Pádraig Brady <[email protected]> writes:
> On 13/12/2025 22:40, Grisha Levit wrote:
>> On Sat, Dec 13, 2025, 02:16 Collin Funk <[email protected]> wrote:
>>>
>>> +@c https://austingroupbugs.net/view.php?id=1959
>>> +POSIX leaves the behavior of @samp{lcase} and @samp{ucase} unspecified
>>> +on multibyte characters. GNU @command{dd} only converts one byte at a
>>> +time,
>> I wonder if it may be ambiguous if "converts one byte at a time"
>> means
>> "reads one byte and converts it" or "reads one byte and converts it to
>> one byte". This seems to leave open the possibility that the "i" will
>> be converted in something like:
>> $ LC_ALL=tr_TR.utf8 dd conv=ucase <<< hij
>> HiJ
>>
>>> because multibyte characters may cross block boundaries and case
>>> +conversion may change the length of characters.
>> But, OTOH, the meaning might be obvious enough from the rationale.
>
> It's a bit of a stretch to think it may output multibyte,
> but I do see the ambiguity. Perhaps this is better:
>
> +POSIX leaves the behavior of @samp{lcase} and @samp{ucase} unspecified
> +on multibyte characters. GNU @command{dd} supports only unibyte conversion,
> +because multibyte characters may cross block boundaries and case
> +conversion may change the length of characters.
Thank you both for the help. I pushed that proposed wording.

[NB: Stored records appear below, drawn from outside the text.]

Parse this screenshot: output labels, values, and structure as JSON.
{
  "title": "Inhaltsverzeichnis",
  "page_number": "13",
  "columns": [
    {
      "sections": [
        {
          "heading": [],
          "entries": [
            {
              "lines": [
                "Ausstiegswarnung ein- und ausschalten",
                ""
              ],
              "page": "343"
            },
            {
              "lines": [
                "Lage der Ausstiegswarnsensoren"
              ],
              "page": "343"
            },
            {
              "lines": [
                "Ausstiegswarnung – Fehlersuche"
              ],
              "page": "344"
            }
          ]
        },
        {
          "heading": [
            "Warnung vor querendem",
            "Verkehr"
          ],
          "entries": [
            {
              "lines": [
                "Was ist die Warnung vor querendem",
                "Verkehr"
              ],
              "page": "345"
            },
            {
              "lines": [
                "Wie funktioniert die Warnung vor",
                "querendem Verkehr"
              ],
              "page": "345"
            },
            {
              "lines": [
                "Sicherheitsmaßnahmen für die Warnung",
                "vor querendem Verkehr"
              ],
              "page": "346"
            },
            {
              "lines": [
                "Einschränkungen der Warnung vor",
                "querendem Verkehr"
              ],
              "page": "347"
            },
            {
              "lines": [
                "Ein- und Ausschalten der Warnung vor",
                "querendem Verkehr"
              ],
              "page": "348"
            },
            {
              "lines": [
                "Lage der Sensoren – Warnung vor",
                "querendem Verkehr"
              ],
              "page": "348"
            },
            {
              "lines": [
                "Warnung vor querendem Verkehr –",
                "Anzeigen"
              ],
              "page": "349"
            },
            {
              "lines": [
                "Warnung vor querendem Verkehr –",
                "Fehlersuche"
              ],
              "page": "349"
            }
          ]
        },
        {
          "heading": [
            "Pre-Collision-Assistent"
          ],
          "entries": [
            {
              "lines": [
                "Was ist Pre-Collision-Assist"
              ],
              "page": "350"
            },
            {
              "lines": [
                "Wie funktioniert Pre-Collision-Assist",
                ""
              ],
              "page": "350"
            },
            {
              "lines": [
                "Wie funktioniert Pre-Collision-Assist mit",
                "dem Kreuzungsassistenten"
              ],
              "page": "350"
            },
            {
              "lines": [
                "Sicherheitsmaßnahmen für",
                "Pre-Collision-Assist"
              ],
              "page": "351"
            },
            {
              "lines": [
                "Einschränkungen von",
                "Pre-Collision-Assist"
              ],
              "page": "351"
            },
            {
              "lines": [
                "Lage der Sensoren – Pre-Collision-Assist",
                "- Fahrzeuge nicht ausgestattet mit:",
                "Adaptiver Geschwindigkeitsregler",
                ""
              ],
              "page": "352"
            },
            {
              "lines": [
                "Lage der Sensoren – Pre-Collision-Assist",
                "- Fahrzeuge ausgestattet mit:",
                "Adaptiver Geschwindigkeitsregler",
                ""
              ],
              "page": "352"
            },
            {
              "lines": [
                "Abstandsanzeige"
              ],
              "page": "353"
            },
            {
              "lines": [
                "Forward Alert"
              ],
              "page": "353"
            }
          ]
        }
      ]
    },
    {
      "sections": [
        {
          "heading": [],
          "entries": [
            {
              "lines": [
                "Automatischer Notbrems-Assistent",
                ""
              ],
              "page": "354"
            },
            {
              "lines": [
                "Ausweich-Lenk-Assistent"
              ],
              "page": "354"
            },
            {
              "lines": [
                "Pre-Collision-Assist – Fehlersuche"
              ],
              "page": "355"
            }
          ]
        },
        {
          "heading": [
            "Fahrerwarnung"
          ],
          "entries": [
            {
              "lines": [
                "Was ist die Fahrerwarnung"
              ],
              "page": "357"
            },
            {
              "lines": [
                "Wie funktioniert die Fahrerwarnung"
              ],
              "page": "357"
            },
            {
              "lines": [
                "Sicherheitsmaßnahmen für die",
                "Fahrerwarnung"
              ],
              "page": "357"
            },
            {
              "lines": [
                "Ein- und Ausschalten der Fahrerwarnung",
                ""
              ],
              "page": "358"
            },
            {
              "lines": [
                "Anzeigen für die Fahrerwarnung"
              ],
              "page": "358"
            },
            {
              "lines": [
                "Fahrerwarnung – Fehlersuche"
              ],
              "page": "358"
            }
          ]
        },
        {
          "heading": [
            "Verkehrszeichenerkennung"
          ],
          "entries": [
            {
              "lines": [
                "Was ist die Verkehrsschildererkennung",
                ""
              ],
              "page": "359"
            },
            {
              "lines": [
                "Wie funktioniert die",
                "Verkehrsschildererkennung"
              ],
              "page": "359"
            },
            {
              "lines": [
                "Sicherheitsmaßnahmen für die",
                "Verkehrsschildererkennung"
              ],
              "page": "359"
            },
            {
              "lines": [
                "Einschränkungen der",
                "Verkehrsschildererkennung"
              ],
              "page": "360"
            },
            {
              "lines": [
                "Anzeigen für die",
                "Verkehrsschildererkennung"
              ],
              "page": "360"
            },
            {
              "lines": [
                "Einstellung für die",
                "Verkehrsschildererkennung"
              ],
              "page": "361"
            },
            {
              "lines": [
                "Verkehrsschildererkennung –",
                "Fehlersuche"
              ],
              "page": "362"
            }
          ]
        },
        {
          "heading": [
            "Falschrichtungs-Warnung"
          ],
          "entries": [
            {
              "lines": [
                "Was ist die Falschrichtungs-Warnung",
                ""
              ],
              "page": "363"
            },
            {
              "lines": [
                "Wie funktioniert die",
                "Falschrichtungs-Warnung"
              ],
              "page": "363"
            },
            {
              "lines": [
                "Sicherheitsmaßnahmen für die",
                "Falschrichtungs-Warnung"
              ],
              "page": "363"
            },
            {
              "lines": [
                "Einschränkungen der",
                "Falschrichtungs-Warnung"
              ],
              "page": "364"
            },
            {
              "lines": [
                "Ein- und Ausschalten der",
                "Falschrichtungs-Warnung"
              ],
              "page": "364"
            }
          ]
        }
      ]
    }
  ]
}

I wasn't a fan of the wording in my original patch, but couldn't think
of anything better at the time.
> This might better allude to the fact we fully support
> conversion in any unibyte locale, as seen in:
>
> $ printf '%q\n' $(printf 'hi' | LC_ALL=tr_TR dd status=none conv=ucase)
> $'H\335'
Yep, agreed.
I also thought it was worth making clear that we support:
$ printf '%s\n' \
$(printf 'abc' | dd conv=ucase,ebcdic status=none \
| iconv -f EBCDIC-US -t ASCII)
ABC
The POSIX issue makes the behavior there unspecified.
Collin